Es gibt da diesen seltsam berührenden Film von Rainer Werner Fassbinder: „Angst essen Seele auf“. Bevor ich den Film mochte, mochte ich bereits den Titel. Nach 15 Monaten und im 2. Jahr meines Business plagen mich immer noch und immer wieder Zweifel. Manchmal sogar mehr als am Anfang, den – meiner Frohnatur entsprechend – nicht nur Zauber, sondern auch bombastischer Optimismus umwogte. Optimistisch bin ich zwar auch immer wieder, unterbrochen aber von den Zweifeln, die zähe Phasen, Rückschritte und Fehler begleiten. Und diese Zweifel können alle Erfolge auffressen. Vielleicht ist ein Monatsrückblick da genau die richtige Medizin.

Frau mit Brille und blauem Kleid in einem Arbeitszimmer mit Bücherwand im Hintergrund.
Auch die neue Lesebrille ließ mich im April nicht klarer sehen

Ein April wie im Dezember – Kein Wetter für mich!

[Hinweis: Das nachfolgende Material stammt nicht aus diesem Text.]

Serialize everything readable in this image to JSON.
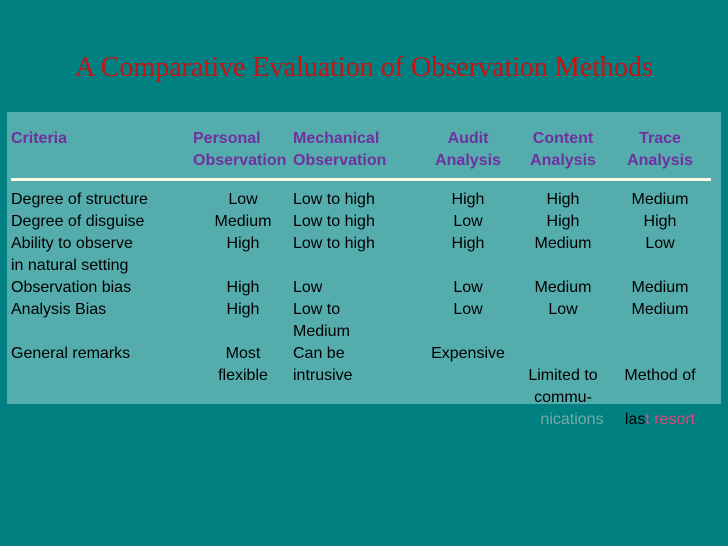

Ich liebe es, draußen zu sein. Und meine täglichen Abläufe an unserem Gutshof bringen das auch so mit sich: Morgens eine große Waldrunde mit Hund und manchmal auch mit Pferd, die Versorgung der eigenen vier Pferde und meiner zwei Einsteller im Nebengebäude, mittags zum Abschalten einen kurzen Spaziergang, nachmittags (wenn nicht schon vormittags) ein kurzes Training oder die Arbeit als Schauspieldozentin an der Akademie, wo ich 6 Stunden aufspringe, um etwas zu zeigen, mich für 3 Minuten hinsetze, um gleich wieder auf die Bühne zu rennen. Ich bin eindeutig kein Sitzer. Ich bin ein Geher. Zusätzlicher Sport? Höchstens Dehnung und Gelenkigkeit abends im Arbeitszimmer, behindert von einem idiotischen Hund, der meine Bodenübungen als Spielaufforderungen missversteht. Und so komme ich – auch im Winter – locker auf 15 – 25.000 Schritte bzw. 4-5 Stunden Outdoor am Tag.

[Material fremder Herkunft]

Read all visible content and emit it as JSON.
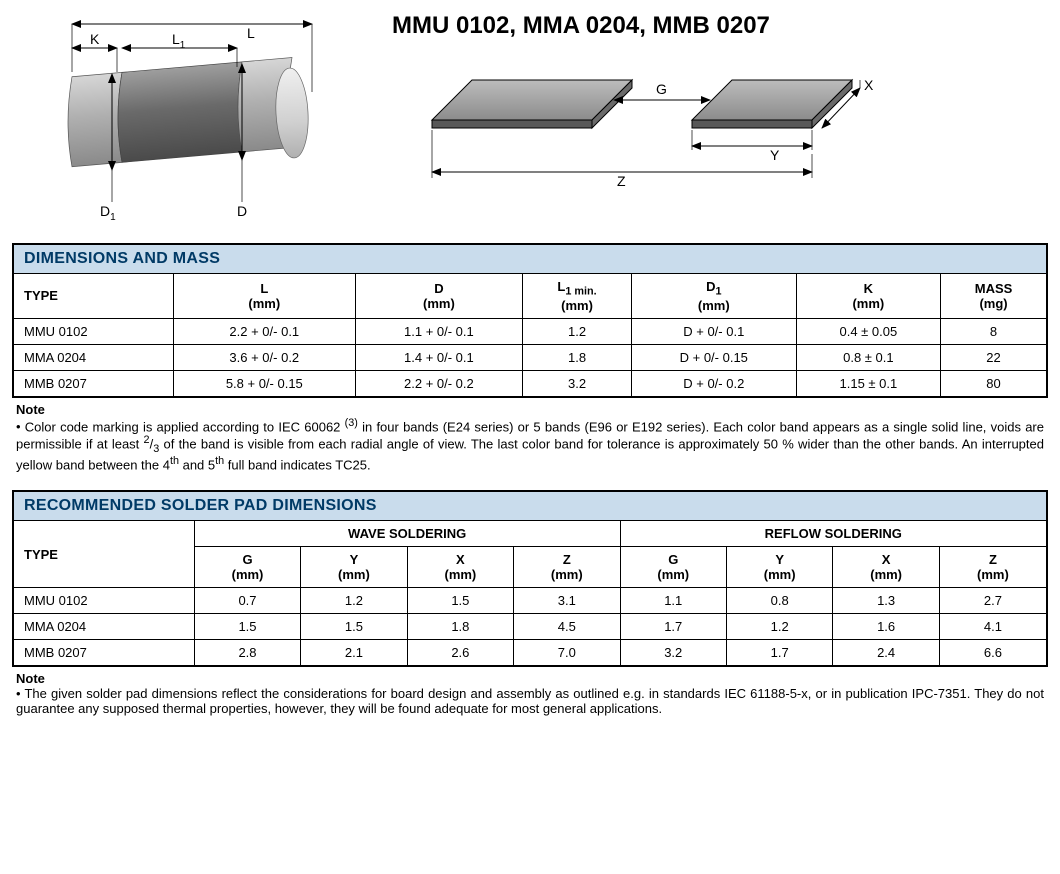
{
  "page_title": "MMU 0102, MMA 0204, MMB 0207",
  "component_diagram": {
    "labels": {
      "L": "L",
      "L1": "L",
      "L1_sub": "1",
      "K": "K",
      "D": "D",
      "D1": "D",
      "D1_sub": "1"
    },
    "colors": {
      "cap_light": "#c6c6c6",
      "cap_dark": "#9c9c9c",
      "body_light": "#8a8a8a",
      "body_dark": "#5a5a5a",
      "face_light": "#e2e2e2",
      "face_dark": "#b8b8b8",
      "line": "#000000"
    }
  },
  "pad_diagram": {
    "labels": {
      "G": "G",
      "X": "X",
      "Y": "Y",
      "Z": "Z"
    },
    "colors": {
      "pad_fill_light": "#a8a8a8",
      "pad_fill_dark": "#7a7a7a",
      "pad_side": "#585858",
      "line": "#000000"
    }
  },
  "table1": {
    "title": "DIMENSIONS AND MASS",
    "columns": [
      {
        "label": "TYPE"
      },
      {
        "label_html": "L",
        "unit": "(mm)"
      },
      {
        "label_html": "D",
        "unit": "(mm)"
      },
      {
        "label_html": "L<sub>1 min.</sub>",
        "unit": "(mm)"
      },
      {
        "label_html": "D<sub>1</sub>",
        "unit": "(mm)"
      },
      {
        "label_html": "K",
        "unit": "(mm)"
      },
      {
        "label_html": "MASS",
        "unit": "(mg)"
      }
    ],
    "rows": [
      [
        "MMU 0102",
        "2.2 + 0/- 0.1",
        "1.1 + 0/- 0.1",
        "1.2",
        "D + 0/- 0.1",
        "0.4 ± 0.05",
        "8"
      ],
      [
        "MMA 0204",
        "3.6 + 0/- 0.2",
        "1.4 + 0/- 0.1",
        "1.8",
        "D + 0/- 0.15",
        "0.8 ± 0.1",
        "22"
      ],
      [
        "MMB 0207",
        "5.8 + 0/- 0.15",
        "2.2 + 0/- 0.2",
        "3.2",
        "D + 0/- 0.2",
        "1.15 ± 0.1",
        "80"
      ]
    ]
  },
  "note1": {
    "heading": "Note",
    "text_html": "Color code marking is applied according to IEC 60062 <sup>(3)</sup> in four bands (E24 series) or 5 bands (E96 or E192 series). Each color band appears as a single solid line, voids are permissible if at least <sup>2</sup>/<sub>3</sub> of the band is visible from each radial angle of view. The last color band for tolerance is approximately 50 % wider than the other bands. An interrupted yellow band between the 4<sup>th</sup> and 5<sup>th</sup> full band indicates TC25."
  },
  "table2": {
    "title": "RECOMMENDED SOLDER PAD DIMENSIONS",
    "group_headers": [
      "WAVE SOLDERING",
      "REFLOW SOLDERING"
    ],
    "type_label": "TYPE",
    "sub_columns": [
      "G",
      "Y",
      "X",
      "Z"
    ],
    "unit": "(mm)",
    "rows": [
      [
        "MMU 0102",
        "0.7",
        "1.2",
        "1.5",
        "3.1",
        "1.1",
        "0.8",
        "1.3",
        "2.7"
      ],
      [
        "MMA 0204",
        "1.5",
        "1.5",
        "1.8",
        "4.5",
        "1.7",
        "1.2",
        "1.6",
        "4.1"
      ],
      [
        "MMB 0207",
        "2.8",
        "2.1",
        "2.6",
        "7.0",
        "3.2",
        "1.7",
        "2.4",
        "6.6"
      ]
    ]
  },
  "note2": {
    "heading": "Note",
    "text_html": "The given solder pad dimensions reflect the considerations for board design and assembly as outlined e.g. in standards IEC 61188-5-x, or in publication IPC-7351. They do not guarantee any supposed thermal properties, however, they will be found adequate for most general applications."
  }
}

Aber Kälte, Regen, frühe Dunkelheit, die nagen an meiner Fröhlichkeit. Die Koppeln sind vermatscht und ziehen mir die Gummistiefel von den Füßen, die Heunetze trage ich mit zusammengekniffenen Augen scheinbar immer gegen den Wind und der Regen findet nach einer Weile immer den Weg durch meine Kleidung hindurch auf die Haut. Mein Tag beginnt um 6.30 outside und endet um 22 Uhr nach der letzten Hunde-Pipi-Pferde-Versorgungsrunde jeweils immer mit Stirnlampe auf dem Kopf, denn die Hände tragen und streicheln etwas oder suchen Wärme in den Manteltaschen. Deswegen freue ich mich nicht nur auf das Frühjahr, sondern lebe ihm entgegen.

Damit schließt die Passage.